3. Learning Curve for Municipalities
As states adopt new laws around the cannabis industry, there is certain to be a learning curve in the approval and permitting process for new facilities as municipalities work to fully understand state regulations as well as what additional guidelines they can apply at the local level.
That makes it exceedingly important that everyone on the project team – from the owner/developer/landlord to the architect and construction firm – be well-versed in the rules and requirements around marijuana dispensaries and cultivation facilities. Not only do we need to be able to build these facilities to both the client’s and the state’s specifications, but we also need to be able to assist and work with municipalities as they learn and implement the state regulation. It’s also helpful for partners on the project to have previous experience with similar projects in order to anticipate questions or issues that are likely to arise and head them off if possible.
4. Security, Mechanicals and More
Any project might have unique construction considerations, but with cannabis dispensaries, we’ve been ahead of the game because these projects have many similarities to the storefront build-outs we regularly complete for our retail clients.
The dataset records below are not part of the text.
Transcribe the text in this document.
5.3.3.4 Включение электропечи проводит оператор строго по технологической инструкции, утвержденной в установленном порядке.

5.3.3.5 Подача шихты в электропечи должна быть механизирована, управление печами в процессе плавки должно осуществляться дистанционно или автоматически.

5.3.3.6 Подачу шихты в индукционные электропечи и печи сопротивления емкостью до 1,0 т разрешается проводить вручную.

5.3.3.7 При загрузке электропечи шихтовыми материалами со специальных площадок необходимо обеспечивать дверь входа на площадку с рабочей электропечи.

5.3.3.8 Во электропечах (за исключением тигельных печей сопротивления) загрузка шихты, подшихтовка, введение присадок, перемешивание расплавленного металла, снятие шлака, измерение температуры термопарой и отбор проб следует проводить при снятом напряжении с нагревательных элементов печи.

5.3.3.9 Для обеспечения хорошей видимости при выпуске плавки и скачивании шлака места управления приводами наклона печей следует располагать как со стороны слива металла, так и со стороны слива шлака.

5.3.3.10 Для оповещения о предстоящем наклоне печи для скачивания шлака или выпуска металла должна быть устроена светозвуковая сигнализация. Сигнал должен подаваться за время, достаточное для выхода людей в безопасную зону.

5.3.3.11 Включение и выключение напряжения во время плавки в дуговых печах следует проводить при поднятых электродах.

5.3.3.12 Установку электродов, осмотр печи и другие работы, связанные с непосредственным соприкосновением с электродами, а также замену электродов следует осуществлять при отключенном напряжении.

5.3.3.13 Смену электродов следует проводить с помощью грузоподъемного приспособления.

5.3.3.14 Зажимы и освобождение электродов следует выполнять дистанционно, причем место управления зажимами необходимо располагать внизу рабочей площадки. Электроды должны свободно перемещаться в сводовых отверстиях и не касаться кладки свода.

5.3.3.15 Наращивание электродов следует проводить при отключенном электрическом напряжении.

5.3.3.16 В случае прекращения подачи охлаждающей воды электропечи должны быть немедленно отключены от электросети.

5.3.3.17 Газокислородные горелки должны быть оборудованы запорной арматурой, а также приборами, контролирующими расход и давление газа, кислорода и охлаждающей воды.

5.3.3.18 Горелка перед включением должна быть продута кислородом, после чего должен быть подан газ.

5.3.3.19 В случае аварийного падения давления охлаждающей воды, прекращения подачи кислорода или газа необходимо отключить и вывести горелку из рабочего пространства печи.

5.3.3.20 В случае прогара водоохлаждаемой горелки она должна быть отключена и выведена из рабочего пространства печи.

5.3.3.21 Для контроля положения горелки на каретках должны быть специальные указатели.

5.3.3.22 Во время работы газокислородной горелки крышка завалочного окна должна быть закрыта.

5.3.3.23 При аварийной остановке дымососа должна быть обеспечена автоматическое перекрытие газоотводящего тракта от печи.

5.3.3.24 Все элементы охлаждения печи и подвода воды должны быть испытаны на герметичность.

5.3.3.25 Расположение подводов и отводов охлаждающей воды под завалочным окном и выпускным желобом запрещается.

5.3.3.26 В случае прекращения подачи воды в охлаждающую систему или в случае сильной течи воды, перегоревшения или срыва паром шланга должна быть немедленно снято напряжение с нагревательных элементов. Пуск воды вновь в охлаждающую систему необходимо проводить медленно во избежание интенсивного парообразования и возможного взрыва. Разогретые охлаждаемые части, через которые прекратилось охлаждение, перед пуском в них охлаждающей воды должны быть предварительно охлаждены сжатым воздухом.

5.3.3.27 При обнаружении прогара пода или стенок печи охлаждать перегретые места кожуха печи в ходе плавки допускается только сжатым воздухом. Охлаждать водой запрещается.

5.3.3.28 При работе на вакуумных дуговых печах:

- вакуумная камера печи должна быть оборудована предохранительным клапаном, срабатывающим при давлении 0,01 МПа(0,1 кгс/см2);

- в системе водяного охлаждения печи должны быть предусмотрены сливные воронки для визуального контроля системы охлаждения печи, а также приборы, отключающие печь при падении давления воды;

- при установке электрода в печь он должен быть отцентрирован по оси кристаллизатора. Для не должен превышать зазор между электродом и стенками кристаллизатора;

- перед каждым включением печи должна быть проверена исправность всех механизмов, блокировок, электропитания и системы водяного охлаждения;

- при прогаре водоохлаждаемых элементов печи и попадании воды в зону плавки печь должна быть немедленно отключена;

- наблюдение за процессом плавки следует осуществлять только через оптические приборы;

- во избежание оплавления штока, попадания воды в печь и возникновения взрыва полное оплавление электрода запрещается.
That said, state regulations do add some additional layers to the nuts and bolts of these projects. Security features, for one, are a major difference between a dispensary and a ‘typical’ retail store. These facilities are designed to ensure a secure environment for everything from receiving deliveries to storing, displaying and selling the product.
In terms of cultivation facilities, contractors also need to understand and plan for the extensive mechanicals that go into these locations. These large facilities require specialty systems for artificial light, watering and humidification. They use an inordinate amount of water and power, and so the appropriate infrastructure must be in place to support them.
5. Good News for the Local Retail Landscape
In June’s Hard Hat Chat post, which shared our takeaways from ICSC RECon, we noted that most retail developers and landlords say nothing is off the table when it comes to filling vacant space or bringing new traffic to retail centers. As more states pass legislation legalizing recreational marijuana, we anticipate much of the stigma associated with it will start to fade and, eventually, many of our retail clients will consider cannabis companies a viable, profitable opportunity to fill space. Just as the retail sector has evolved with the effects of ecommerce and the exit of many major anchor stores and national brands, so too will it adjust to match the demand and opportunities with this new segment.